Federal Circuit Holds Making Liners for Driveshafts Doesn’t Practically Apply Laws of Nature

The trend in the U.S. for courts to invalidate growing numbers of patents, particularly software, business method, and medical diagnostic patents, as being directed to unpatentable abstract ideas, laws of nature, and natural phenomena has found its way to mechanical devices. In Am. Axle & Mfg. v. Neapco Holdings LLC, No. 2018-1763, 2019 U.S. App. LEXIS 29655 (Fed. Cir. Oct. 3, 2019), the U.S. Court of Appeals for the Federal Circuit affirmed the lower court’s grant of a motion for summary judgment, agreeing that the methods of making driveshafts in the asserted claims were directed to a natural law without practically applying that law. The claims presented methods of making driveshafts including liners configured to dampen multiple kinds of vibrations (along the shaft, twisting, and around the shaft) simultaneously. The patent itself acknowledged that the kinds of vibrations experienced by driveshafts were understood in the art, and liners had previously been used to dampen vibration for a given type of vibration. The patent owner maintained that simultaneously dampening multiple types of vibration represented a significant advance in the field.
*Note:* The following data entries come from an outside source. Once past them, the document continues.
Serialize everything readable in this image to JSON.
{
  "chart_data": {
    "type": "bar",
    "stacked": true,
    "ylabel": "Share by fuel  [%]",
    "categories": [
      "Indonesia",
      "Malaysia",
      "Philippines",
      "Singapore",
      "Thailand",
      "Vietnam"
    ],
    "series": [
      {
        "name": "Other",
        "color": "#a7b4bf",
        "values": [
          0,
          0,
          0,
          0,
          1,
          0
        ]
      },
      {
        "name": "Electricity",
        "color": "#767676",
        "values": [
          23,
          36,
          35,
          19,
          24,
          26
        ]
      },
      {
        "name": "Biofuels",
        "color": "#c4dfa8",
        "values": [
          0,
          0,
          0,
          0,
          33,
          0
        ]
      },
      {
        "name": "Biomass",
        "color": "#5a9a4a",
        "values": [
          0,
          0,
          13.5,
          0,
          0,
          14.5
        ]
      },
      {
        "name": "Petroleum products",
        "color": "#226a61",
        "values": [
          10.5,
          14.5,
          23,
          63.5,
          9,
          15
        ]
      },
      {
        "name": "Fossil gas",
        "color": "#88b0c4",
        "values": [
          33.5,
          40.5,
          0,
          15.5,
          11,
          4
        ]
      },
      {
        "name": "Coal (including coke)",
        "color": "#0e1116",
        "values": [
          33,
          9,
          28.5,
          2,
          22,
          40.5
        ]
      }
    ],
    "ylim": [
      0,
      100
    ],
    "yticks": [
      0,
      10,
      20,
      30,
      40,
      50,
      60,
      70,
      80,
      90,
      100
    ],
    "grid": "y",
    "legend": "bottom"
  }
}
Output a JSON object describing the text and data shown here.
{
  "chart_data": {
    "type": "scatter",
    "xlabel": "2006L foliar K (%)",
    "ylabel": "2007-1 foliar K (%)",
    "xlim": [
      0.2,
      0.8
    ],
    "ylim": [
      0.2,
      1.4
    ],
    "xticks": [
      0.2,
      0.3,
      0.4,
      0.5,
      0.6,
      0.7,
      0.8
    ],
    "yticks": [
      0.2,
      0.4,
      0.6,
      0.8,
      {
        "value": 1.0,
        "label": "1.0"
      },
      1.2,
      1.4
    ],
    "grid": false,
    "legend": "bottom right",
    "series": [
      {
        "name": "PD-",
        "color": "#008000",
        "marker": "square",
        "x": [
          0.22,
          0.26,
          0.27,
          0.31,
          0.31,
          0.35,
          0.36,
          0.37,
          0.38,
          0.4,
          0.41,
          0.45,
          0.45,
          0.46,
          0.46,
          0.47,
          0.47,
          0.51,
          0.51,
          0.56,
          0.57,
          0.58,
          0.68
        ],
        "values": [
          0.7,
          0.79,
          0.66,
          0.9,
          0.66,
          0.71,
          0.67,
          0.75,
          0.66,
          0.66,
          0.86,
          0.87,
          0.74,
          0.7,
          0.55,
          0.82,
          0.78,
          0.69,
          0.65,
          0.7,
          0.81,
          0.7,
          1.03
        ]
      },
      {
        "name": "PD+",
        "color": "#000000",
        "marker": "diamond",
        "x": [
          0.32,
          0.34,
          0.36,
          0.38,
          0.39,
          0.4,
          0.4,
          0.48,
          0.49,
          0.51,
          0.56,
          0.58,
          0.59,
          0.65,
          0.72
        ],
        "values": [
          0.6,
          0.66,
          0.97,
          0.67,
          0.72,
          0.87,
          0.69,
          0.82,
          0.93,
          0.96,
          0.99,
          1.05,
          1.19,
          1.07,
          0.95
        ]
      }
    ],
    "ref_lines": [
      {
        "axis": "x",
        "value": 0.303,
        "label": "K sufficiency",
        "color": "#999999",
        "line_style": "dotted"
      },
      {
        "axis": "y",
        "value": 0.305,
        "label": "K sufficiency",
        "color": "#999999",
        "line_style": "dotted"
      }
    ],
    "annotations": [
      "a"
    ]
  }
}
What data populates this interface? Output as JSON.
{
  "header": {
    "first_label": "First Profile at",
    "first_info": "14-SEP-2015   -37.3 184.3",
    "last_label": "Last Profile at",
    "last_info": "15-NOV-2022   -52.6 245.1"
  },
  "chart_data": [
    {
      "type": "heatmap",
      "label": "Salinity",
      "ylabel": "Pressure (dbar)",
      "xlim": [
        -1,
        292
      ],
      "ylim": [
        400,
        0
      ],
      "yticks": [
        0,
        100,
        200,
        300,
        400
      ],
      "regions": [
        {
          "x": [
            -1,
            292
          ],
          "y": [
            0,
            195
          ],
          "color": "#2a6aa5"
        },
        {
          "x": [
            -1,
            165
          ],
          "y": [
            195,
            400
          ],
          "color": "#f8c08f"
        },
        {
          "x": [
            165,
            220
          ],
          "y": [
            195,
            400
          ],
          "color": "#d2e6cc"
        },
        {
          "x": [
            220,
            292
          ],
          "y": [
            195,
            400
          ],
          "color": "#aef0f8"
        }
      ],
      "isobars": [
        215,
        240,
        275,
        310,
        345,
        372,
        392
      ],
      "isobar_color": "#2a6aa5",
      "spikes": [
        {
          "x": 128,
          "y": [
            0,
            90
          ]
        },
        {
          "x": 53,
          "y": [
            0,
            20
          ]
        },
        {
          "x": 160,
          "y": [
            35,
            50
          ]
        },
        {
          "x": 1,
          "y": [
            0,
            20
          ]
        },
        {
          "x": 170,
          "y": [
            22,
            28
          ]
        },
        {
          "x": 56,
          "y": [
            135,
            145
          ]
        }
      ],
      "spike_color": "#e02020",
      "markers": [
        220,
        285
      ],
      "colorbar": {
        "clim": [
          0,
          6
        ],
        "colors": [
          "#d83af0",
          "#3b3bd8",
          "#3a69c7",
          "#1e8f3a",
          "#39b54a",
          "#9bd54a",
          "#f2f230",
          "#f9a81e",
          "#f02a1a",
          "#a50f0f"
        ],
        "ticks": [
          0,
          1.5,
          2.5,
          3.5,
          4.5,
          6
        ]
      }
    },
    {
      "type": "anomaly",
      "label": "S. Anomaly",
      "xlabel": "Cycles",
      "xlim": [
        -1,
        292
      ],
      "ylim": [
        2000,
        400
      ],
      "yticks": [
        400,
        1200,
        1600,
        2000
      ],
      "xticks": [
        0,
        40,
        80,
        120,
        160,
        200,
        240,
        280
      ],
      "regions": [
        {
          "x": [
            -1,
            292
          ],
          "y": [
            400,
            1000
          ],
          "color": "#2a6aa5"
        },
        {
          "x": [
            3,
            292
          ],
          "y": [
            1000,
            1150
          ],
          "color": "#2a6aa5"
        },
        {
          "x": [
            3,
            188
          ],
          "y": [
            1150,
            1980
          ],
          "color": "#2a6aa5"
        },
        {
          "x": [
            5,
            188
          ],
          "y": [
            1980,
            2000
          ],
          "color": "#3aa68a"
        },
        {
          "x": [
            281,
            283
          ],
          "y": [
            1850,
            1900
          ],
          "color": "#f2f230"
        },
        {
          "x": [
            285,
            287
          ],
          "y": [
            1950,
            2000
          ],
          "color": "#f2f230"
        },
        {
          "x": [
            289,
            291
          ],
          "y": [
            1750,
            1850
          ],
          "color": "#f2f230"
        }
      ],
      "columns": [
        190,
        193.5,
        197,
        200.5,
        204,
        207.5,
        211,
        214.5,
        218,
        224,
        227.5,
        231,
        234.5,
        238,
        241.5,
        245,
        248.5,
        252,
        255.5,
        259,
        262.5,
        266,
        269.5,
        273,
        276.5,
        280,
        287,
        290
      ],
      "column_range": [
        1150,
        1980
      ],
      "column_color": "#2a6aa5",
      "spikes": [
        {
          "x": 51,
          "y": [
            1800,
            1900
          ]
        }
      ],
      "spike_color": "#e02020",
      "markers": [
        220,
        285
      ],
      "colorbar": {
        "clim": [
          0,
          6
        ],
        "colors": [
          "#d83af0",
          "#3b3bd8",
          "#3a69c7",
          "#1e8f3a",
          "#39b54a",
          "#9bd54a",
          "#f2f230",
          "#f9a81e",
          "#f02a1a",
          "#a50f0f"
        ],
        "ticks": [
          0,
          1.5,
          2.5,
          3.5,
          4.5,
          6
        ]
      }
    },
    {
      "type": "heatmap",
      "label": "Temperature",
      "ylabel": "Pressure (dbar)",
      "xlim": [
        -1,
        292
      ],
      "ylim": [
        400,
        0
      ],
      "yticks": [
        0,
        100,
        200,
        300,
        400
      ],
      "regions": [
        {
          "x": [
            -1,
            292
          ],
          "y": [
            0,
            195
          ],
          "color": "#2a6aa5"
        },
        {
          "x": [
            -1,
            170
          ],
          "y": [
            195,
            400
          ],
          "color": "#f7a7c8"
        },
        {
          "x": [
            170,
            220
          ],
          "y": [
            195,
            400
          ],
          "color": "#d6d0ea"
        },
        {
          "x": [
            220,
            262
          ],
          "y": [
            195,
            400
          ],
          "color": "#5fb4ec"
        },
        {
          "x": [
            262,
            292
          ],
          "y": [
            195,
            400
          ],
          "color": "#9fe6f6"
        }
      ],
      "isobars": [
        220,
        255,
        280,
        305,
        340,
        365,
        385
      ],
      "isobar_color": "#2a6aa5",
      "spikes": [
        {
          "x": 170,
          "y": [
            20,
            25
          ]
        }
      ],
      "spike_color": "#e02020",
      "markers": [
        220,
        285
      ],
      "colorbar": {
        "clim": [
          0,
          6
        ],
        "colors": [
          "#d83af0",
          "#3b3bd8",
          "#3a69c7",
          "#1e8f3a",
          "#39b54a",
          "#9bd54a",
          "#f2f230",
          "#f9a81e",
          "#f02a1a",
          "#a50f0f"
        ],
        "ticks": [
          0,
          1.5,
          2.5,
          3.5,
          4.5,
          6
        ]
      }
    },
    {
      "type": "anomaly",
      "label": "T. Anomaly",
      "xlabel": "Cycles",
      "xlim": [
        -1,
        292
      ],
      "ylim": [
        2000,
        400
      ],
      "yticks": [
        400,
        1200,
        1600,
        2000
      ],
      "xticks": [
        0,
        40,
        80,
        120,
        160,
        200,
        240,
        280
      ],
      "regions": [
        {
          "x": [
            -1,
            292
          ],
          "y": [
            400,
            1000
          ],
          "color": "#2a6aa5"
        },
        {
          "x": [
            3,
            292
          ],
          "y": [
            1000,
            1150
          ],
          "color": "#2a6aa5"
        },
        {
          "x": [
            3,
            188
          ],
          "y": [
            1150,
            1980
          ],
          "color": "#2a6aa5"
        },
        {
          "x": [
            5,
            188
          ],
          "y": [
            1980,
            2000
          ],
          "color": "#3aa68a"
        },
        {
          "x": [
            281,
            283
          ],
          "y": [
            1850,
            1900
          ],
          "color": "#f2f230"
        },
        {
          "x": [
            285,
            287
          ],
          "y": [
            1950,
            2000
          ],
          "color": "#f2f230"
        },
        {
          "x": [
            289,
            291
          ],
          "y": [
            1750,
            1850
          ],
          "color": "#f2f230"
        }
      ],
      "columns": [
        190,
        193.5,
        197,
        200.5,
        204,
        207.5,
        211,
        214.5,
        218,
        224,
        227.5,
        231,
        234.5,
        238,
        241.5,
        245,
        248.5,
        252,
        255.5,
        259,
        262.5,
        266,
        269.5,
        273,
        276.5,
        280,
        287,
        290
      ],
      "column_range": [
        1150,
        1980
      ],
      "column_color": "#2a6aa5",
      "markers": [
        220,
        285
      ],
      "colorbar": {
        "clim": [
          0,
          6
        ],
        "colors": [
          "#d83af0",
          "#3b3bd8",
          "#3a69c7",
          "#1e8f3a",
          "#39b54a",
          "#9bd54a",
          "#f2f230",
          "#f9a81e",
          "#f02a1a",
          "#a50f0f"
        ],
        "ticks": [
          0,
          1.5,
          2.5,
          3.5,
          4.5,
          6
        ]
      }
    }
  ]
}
The Federal Circuit criticized the patent specification for lacking description of how to specifically achieve tuning that would dampen multiple types of vibration, with only one illustrative liner disclosed in detail on no discussion of the process by which that liner was tuned. The panel held that the claims were directed to tuning liners utilizing Hooke’s law describing the relationship between the mass and stiffness of an object and the frequency at which the object naturally vibrates. It emphasized that the patent text, as well as the expert testimony from the lower court, acknowledged that the problem of vibrating driveshafts as well as certain techniques for dampening that vibration were well-known. The patentee argued that tuning a liner to dampen more than one type of vibration at a time was complex, requiring more than a straightforward application of Hooke’s law. Dismissing this argument, the Court stated that such complexity was not reflected in the asserted claims or the patent specification. The claims only recited tuning the liner to attenuate at least two types of vibration, and neither the claims nor the specification described in detail how to achieve that kind of tuning. At most, this amounted to a general instruction to use Hooke’s law (and other, unstated natural laws) to engage in an ad hoc, trial-and-error process of changing a liner’s characteristics to achieve a stated goal. Having made that determination, the majority opinion from the Federal Circuit concluded there was nothing in the claims that amounted to significantly more than the law of nature.

Judge Moore wrote a dissent, arguing that the majority’s opinion stretched the law on subject-matter eligibility beyond its bounds and other standards were better-suited to address the deficiencies with this patent. She characterized the majority’s concerns with the patent’s claims and specification as primarily being that they do not enable those skilled in the art to make and use the invention, which is a separate requirement from subject-matter eligibility. By shoehorning those concerns into a subject-matter eligibility analysis, the majority was attempting to turn that standard into a panacea for all concerns over an invention’s patentability. Judge Moore emphasized that several of the dependent claims presented specific materials, structures, and positions for the liners that would affect their dampening characteristics. Even if those claims relied on natural laws, limiting their scope to specific configurations for liners that produced dampening of multiple types of vibration in driveshafts represented a practical application of those laws. The patent owner had repeatedly emphasized, and the accused infringer had admitted, that liners had never been used to reduce bending mode vibrations. Judge Moore would have found at least certain dependent claims to be patent-eligible because they presented a concrete, unconventional configuration resulting in beneficial functionality unrealized by the prior art.